Secara kultur Jazirah Arab bagian utara pernah sangat dekat dengan bangsa Babilonia. Dalam perhitungan tahun Bangsa Babilonia menggunakan kalender suryacandra (penghitungan tahun berdasarkan bulan dan matahari sekaligus). Bulan kesembilan selalu jatuh pada musim panas yang sangat menyengat. Mulai pagi hingga petang bebatuan gunung dan pasir gurun terpanggang oleh sengatan matahari musim panas yang waktu siangnya lebih panjang daripada waktu malamnya.
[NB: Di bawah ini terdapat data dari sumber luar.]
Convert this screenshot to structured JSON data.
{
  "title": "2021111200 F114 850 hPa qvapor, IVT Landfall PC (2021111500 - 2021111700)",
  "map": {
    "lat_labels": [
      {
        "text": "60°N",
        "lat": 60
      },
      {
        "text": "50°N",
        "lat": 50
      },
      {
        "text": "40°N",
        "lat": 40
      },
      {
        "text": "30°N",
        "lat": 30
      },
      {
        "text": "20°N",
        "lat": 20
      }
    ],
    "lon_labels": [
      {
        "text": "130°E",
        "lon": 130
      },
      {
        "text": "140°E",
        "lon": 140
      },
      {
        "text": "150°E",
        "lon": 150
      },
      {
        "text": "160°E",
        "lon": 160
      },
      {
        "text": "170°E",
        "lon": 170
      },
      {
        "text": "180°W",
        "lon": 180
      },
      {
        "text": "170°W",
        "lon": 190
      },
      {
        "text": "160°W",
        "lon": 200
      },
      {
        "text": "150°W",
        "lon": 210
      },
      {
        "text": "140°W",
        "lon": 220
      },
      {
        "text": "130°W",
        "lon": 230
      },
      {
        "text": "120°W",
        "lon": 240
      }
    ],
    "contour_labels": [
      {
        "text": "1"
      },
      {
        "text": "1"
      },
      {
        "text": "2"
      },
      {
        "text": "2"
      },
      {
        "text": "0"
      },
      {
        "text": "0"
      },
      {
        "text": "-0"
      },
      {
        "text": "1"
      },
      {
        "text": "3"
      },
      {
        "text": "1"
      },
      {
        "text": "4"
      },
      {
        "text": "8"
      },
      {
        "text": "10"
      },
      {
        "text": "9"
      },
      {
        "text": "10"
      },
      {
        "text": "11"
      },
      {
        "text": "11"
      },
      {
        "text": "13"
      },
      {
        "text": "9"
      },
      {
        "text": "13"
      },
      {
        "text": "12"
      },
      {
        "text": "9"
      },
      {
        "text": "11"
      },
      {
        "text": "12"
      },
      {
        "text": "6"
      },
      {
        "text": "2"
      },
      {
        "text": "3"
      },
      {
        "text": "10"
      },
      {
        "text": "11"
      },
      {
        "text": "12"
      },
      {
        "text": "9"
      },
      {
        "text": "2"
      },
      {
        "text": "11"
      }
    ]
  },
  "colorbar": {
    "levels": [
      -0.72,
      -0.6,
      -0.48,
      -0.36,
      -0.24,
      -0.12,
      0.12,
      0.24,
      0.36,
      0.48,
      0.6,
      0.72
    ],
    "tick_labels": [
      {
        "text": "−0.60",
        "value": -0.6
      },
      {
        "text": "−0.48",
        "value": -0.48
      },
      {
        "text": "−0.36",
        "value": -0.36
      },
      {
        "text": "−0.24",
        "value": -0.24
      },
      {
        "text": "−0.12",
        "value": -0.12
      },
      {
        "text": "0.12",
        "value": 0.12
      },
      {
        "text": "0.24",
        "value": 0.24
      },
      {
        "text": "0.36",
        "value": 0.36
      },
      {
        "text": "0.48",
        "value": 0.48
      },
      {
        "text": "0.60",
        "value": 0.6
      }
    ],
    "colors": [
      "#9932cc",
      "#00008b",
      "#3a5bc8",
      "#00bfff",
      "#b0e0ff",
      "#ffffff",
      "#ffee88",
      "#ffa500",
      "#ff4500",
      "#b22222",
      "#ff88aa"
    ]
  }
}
Pada malam hari, panas bebatuan dan pasir sedikit reda, tapi sebelum berubah menjadi dingin sepenuhnya sudah kembali berjumpa dengan pagi hari. Demikian terjadi berulang-ulang, sehingga setelah beberapa pekan terjadi akumulasi panas yang membakar. Hari-hari itu disebut bulan Ramadan, bulan dengan panas yang membakar.
Setelah umat Islam mengembangkan kalender berbasis bulan, yang rata-rata 11 hari lebih pendek dari kalender berbasis Matahari, bulan ke-sembilan yaitu Ramadan tak lagi selalu bertepatan dengan musim panas. Orang lebih memahami ‘panas’ Ramadan secara metaforik semata. Karena pada hari-hari Ramadan orang berpuasa, tenggorokan terasa kering karena kehausan, atau diharapkan dengan ibadah-ibadah Ramadan maka dosa-dosa yang pernah dilakukan menjadi hangus terbakar seusai Ramadan.
Hal ini sejalan dengan banyaknya Hadis Rasulullah SAW yang menjelaskan tentang besarnya keutamaan Ramadan, khususnya Ramadan sebagai bulan yang disediakan Allah untuk memberi ampunan bagi umat manusia yang memanfaatkan Ramadan dengan sebaik-baiknya.
Betapa ruginya kita yang bertemu Ramadan, lalu berlalu tanpa diampuni dari dosa-dosa yang telah kita lakukan, Rasulullah SAW bersabda:
رَغِمَ أَنْفُ عَبْدٍ دَخَلَ عَلَيْهِ رَمَضَانُ فَلَمْ يُغْفَرْ لَهُ
“Celakalah seorang hamba yang berjumpa bulan Ramadan kemudian Ramadan berlalu dalam keadaan dosa-dosanya belum diampuni.” [HR. Ahmad]
Ibnu Rajab al-Hanbali dalam kitabnya Lathaif al-Ma’arif mengutip perkataan seorang ulama:
من لم يغفرْ لَه في رمضان فلن يغفر له فيما سواه؛
“Barangsiapa yang tidak diampuni dosa-dosanya di bulan Ramadan, maka tidak akan diampuni dosa-dosanya di bulan-bulan lainnya.” [Latha-if Al-Ma’arif, hal. 297].
Selamat menunaikan ibadah puasa Ramadan 1444 H, semoga lewat Ramadan ini Allah yang Maha Penyayang dan Maha Pengampun mengampuni dosa-dosa kita, dan merahmati kita semua. Amin!